So. Age range. Most Doctors began in their early-to-mid forties: Troughton, both Bakers, McCoy, Eccleston.
Two began in their early-to-mid fifties: Hartnell and Pertwee. (Hartnell sure seems a lot older, doesn’t he.)
Davison and McGann were in their thirties; early and late, respectively. Tennant turns thirty-four in two days.
In order:
55->44->51->41->31->41->44->37->41->34
There’s a certain regularity here, although the trend has been toward younger Doctors. Davison was the watershed; where before forty-one was a “young” Doctor, now it was comparably old. And that’s the pattern we’ve had since.
It’s a little odd how often the actors are exactly forty-one, or something-one. It’s either that or something-four, the only exceptions being Hartnell and McGann.

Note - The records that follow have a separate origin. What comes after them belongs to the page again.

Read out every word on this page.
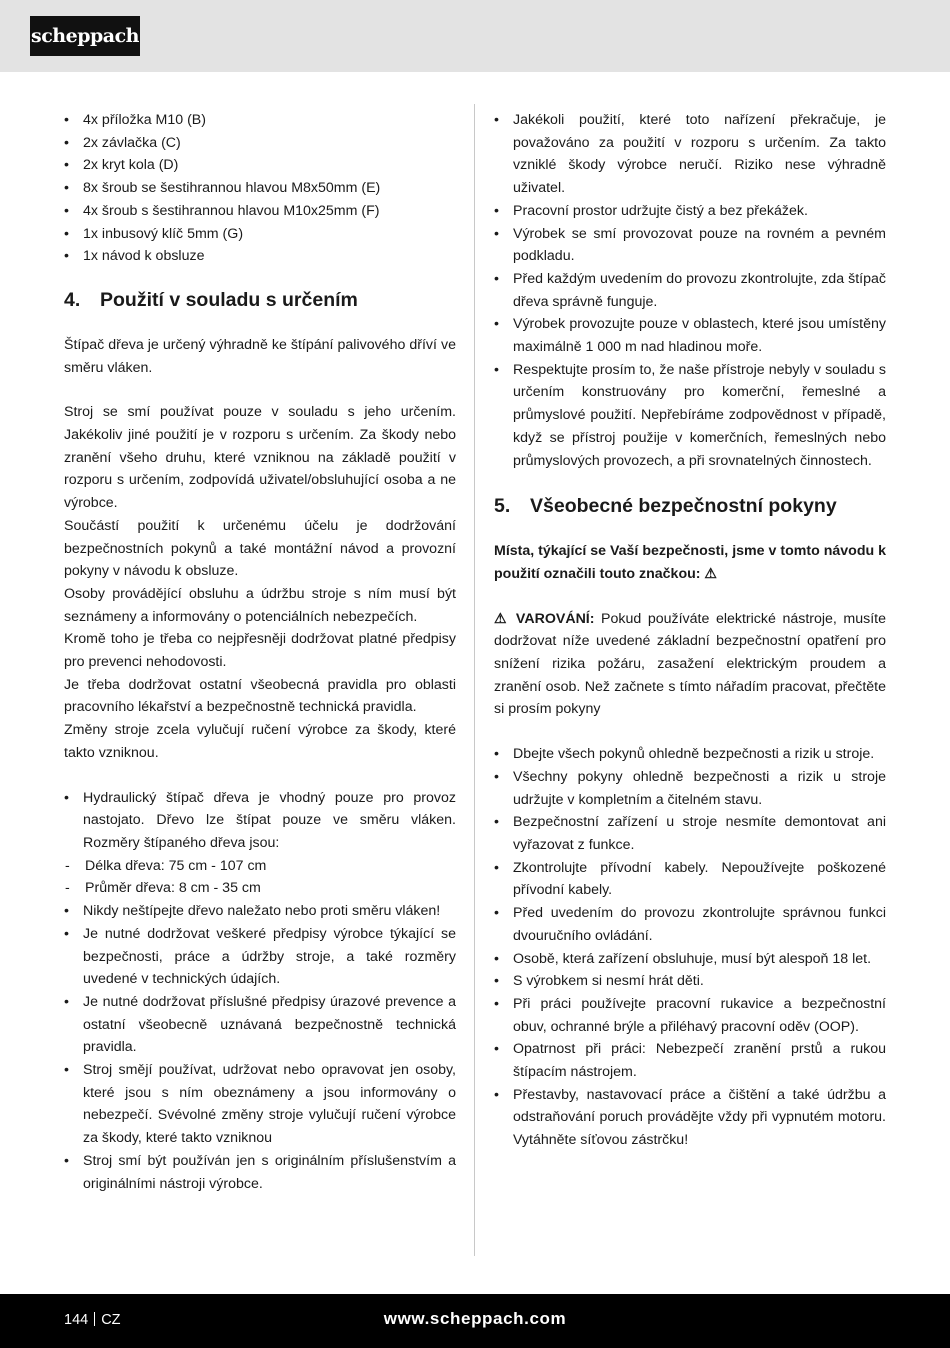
scheppach
• 4x příložka M10 (B)
• 2x závlačka (C)
• 2x kryt kola (D)
• 8x šroub se šestihrannou hlavou M8x50mm (E)
• 4x šroub s šestihrannou hlavou M10x25mm (F)
• 1x inbusový klíč 5mm (G)
• 1x návod k obsluze
4. Použití v souladu s určením

Štípač dřeva je určený výhradně ke štípání palivového dříví ve směru vláken.

Stroj se smí používat pouze v souladu s jeho určením. Jakékoliv jiné použití je v rozporu s určením. Za škody nebo zranění všeho druhu, které vzniknou na základě použití v rozporu s určením, zodpovídá uživatel/obsluhující osoba a ne výrobce.

Součástí použití k určenému účelu je dodržování bezpečnostních pokynů a také montážní návod a provozní pokyny v návodu k obsluze.

Osoby provádějící obsluhu a údržbu stroje s ním musí být seznámeny a informovány o potenciálních nebezpečích.

Kromě toho je třeba co nejpřesněji dodržovat platné předpisy pro prevenci nehodovosti.

Je třeba dodržovat ostatní všeobecná pravidla pro oblasti pracovního lékařství a bezpečnostně technická pravidla.

Změny stroje zcela vylučují ručení výrobce za škody, které takto vzniknou.

• Hydraulický štípač dřeva je vhodný pouze pro provoz nastojato. Dřevo lze štípat pouze ve směru vláken. Rozměry štípaného dřeva jsou:
- Délka dřeva: 75 cm - 107 cm
- Průměr dřeva: 8 cm - 35 cm
• Nikdy neštípejte dřevo naležato nebo proti směru vláken!
• Je nutné dodržovat veškeré předpisy výrobce týkající se bezpečnosti, práce a údržby stroje, a také rozměry uvedené v technických údajích.
• Je nutné dodržovat příslušné předpisy úrazové prevence a ostatní všeobecně uznávaná bezpečnostně technická pravidla.
• Stroj smějí používat, udržovat nebo opravovat jen osoby, které jsou s ním obeznámeny a jsou informovány o nebezpečí. Svévolné změny stroje vylučují ručení výrobce za škody, které takto vzniknou
• Stroj smí být používán jen s originálním příslušenstvím a originálními nástroji výrobce.
• Jakékoli použití, které toto nařízení překračuje, je považováno za použití v rozporu s určením. Za takto vzniklé škody výrobce neručí. Riziko nese výhradně uživatel.
• Pracovní prostor udržujte čistý a bez překážek.
• Výrobek se smí provozovat pouze na rovném a pevném podkladu.
• Před každým uvedením do provozu zkontrolujte, zda štípač dřeva správně funguje.
• Výrobek provozujte pouze v oblastech, které jsou umístěny maximálně 1 000 m nad hladinou moře.
• Respektujte prosím to, že naše přístroje nebyly v souladu s určením konstruovány pro komerční, řemeslné a průmyslové použití. Nepřebíráme zodpovědnost v případě, když se přístroj použije v komerčních, řemeslných nebo průmyslových provozech, a při srovnatelných činnostech.
5. Všeobecné bezpečnostní pokyny

Místa, týkající se Vaší bezpečnosti, jsme v tomto návodu k použití označili touto značkou: ⚠

⚠ VAROVÁNÍ: Pokud používáte elektrické nástroje, musíte dodržovat níže uvedené základní bezpečnostní opatření pro snížení rizika požáru, zasažení elektrickým proudem a zranění osob. Než začnete s tímto nářadím pracovat, přečtěte si prosím pokyny

• Dbejte všech pokynů ohledně bezpečnosti a rizik u stroje.
• Všechny pokyny ohledně bezpečnosti a rizik u stroje udržujte v kompletním a čitelném stavu.
• Bezpečnostní zařízení u stroje nesmíte demontovat ani vyřazovat z funkce.
• Zkontrolujte přívodní kabely. Nepoužívejte poškozené přívodní kabely.
• Před uvedením do provozu zkontrolujte správnou funkci dvouručního ovládání.
• Osobě, která zařízení obsluhuje, musí být alespoň 18 let.
• S výrobkem si nesmí hrát děti.
• Při práci používejte pracovní rukavice a bezpečnostní obuv, ochranné brýle a přiléhavý pracovní oděv (OOP).
• Opatrnost při práci: Nebezpečí zranění prstů a rukou štípacím nástrojem.
• Přestavby, nastavovací práce a čištění a také údržbu a odstraňování poruch provádějte vždy při vypnutém motoru. Vytáhněte síťovou zástrčku!
144 CZ	www.scheppach.com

So it’s true that Tennant is the second-youngest Doctor; the transition is a lot like the one from Tom Baker to Davison or McCoy to McGann, except that both Baker and McCoy had aged by the trade-off and were then closer to the range of Hartnell or Pertwee. So the trade-off was to an appreciably younger man, much as it has usually been. There’s a certain significance to that concept: age trading itself in for youth. Now, we’re going from a Doctor who is still pretty young to a Doctor who is even younger. That’s a first. And that’s probably where the noise is coming from.

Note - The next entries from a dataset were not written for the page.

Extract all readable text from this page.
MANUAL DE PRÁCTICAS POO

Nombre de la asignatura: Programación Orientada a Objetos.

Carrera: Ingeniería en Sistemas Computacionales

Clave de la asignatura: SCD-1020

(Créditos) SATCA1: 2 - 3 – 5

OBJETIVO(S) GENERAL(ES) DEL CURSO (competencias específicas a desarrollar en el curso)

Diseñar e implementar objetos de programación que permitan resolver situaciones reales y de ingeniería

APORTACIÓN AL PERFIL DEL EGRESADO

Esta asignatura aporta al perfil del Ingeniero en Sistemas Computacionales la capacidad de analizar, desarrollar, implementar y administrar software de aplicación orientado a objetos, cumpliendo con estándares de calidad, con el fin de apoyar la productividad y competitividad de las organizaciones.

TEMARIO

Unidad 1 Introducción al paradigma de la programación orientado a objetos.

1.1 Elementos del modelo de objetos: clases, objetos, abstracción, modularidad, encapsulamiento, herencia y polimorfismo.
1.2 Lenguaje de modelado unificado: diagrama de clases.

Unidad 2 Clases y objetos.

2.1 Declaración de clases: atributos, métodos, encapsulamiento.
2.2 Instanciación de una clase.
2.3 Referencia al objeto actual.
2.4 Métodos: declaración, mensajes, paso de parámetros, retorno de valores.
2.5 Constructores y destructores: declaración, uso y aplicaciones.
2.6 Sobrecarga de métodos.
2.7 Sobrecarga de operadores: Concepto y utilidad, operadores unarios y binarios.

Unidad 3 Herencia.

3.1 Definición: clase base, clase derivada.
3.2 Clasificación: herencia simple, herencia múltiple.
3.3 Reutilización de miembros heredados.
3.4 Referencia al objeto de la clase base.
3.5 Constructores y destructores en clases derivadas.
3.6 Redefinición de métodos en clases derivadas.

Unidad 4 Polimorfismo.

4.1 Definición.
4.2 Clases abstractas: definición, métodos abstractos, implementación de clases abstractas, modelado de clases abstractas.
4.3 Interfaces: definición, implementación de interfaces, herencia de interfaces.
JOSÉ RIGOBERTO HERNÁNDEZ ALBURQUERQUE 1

If Tennant sticks around for seven years — as long as Tom Baker, and as long as anyone’s held onto the role — he’ll only be as old as Eccleston is now. This means we’re not going to see a “mature”, paternal Doctor any time soon. At least, not unless McCoy comes back for a visit. Although Davison’s Doctor was younger, he had a short life before regenerating into older men. Although McGann was around the same age, he only ever appeared the once. In contrast, the idea here is that Tennant is supposed to persist for a whilie. He’s the Doctor we’ve really been waiting for; Eccleston was just setup.*
I guess this brings up the question of why he diidn’t just bring back McGann for the first season, if that was his plan all along. The only answer I have there is that McGann’s been done. He wanted a new start with the audience; a Doctor without a history to him, that we could get to know from the start. Rose is the audience; if we already know the Doctor, we’re too far ahead of her. He wanted the audience to feel ownership over this Doctor — like he was new out of the wrapping instead of a hand-me-down. Then when Davies kills him off, it will have more weight.

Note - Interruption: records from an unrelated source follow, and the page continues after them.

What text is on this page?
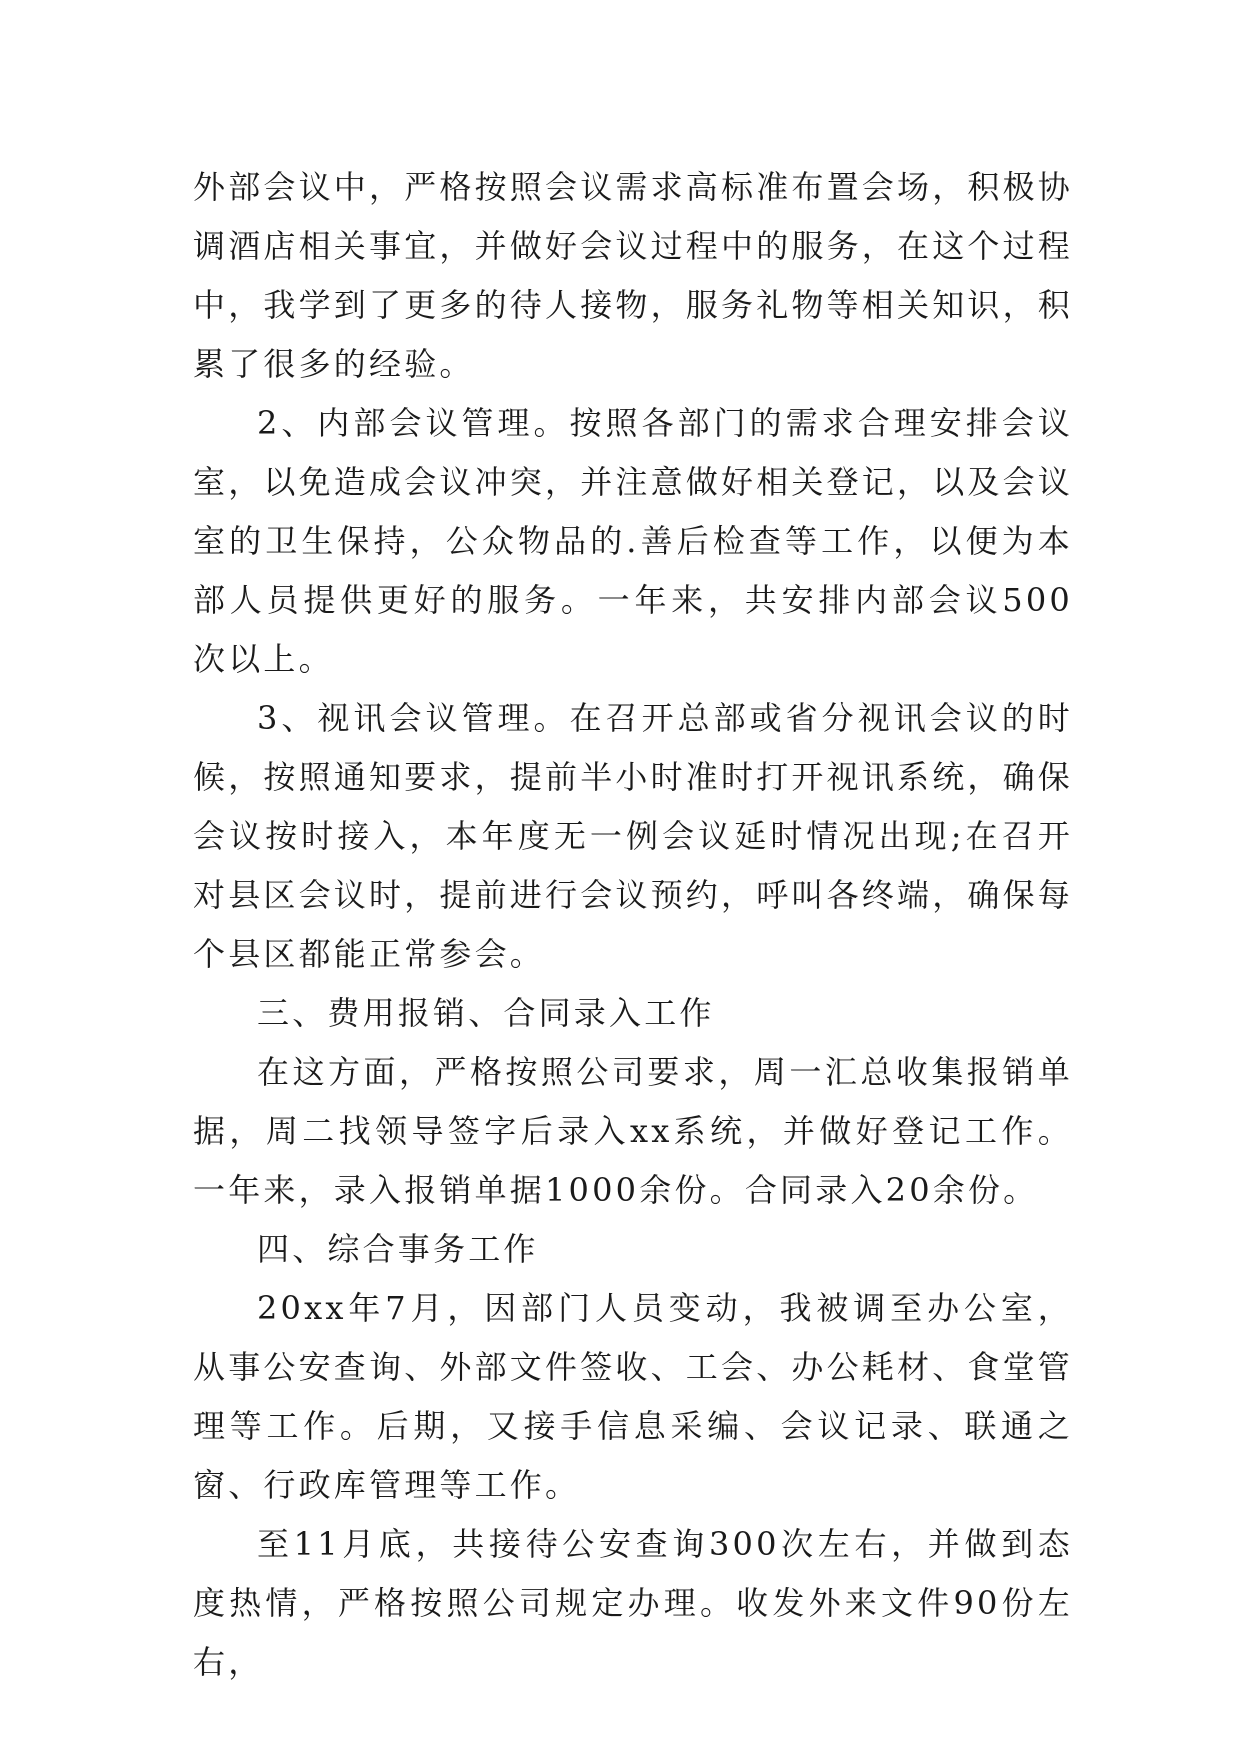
外部会议中，严格按照会议需求高标准布置会场，积极协调酒店相关事宜，并做好会议过程中的服务，在这个过程中，我学到了更多的待人接物，服务礼物等相关知识，积累了很多的经验。

2、内部会议管理。按照各部门的需求合理安排会议室，以免造成会议冲突，并注意做好相关登记，以及会议室的卫生保持，公众物品的.善后检查等工作，以便为本部人员提供更好的服务。一年来，共安排内部会议500次以上。

3、视讯会议管理。在召开总部或省分视讯会议的时候，按照通知要求，提前半小时准时打开视讯系统，确保会议按时接入，本年度无一例会议延时情况出现;在召开对县区会议时，提前进行会议预约，呼叫各终端，确保每个县区都能正常参会。

三、费用报销、合同录入工作

在这方面，严格按照公司要求，周一汇总收集报销单据，周二找领导签字后录入xx系统，并做好登记工作。一年来，录入报销单据1000余份。合同录入20余份。

四、综合事务工作

20xx年7月，因部门人员变动，我被调至办公室，从事公安查询、外部文件签收、工会、办公耗材、食堂管理等工作。后期，又接手信息采编、会议记录、联通之窗、行政库管理等工作。

至11月底，共接待公安查询300次左右，并做到态度热情，严格按照公司规定办理。收发外来文件90份左右，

I guess it also brings up the question of why Davies didn’t choose an older Ninth Doctor, to provide contrast. I assume it’s because he wanted this Doctor to be new, and it makes little sense to regenerate into a geezer. The only time the Doctor has regenerated into a substantially older man was in the case of Pertwee, and that was imposed on the character by the Time Lords. So it seems like there aren’t too many options here; to get the effect Davies seems after, you need a youngish man for the Ninth Doctor, and you need an even younger man for the Tenth.
How, then, does this clash with public expectations? It’s because we’re used to the idea of a paternal Doctor — even if the only one we’ve had since Pertwee is McCoy. We have this image in our minds of an elderly chap. After all, he’s been alive for so long! That’s a little odd when you think that we also most associate Tom Baker with the role — a weird-o beatnick cross between Harpo Marx and Dracula. Maybe it makes some sense if you consider how short-lived the following four Doctors were, and how many problems the show had through the ’80s. We tend to forget about everyone after Tom Baker, leaving us with some kind of a cross between Baker and Pertwee and some idle memory of Hartnell and Troughton. And where does Tennant fit into that!
Well, he doesn’t. What he does fit into is the established mythology and overall pattern of the series. The trend has always been toward a younger Doctor; now we’ve got another. And furthermore, the mythology is still growing. The pattern is no longer static. The show is alive again, and Davies has his own ideas. So really, everything is about as well as it might be.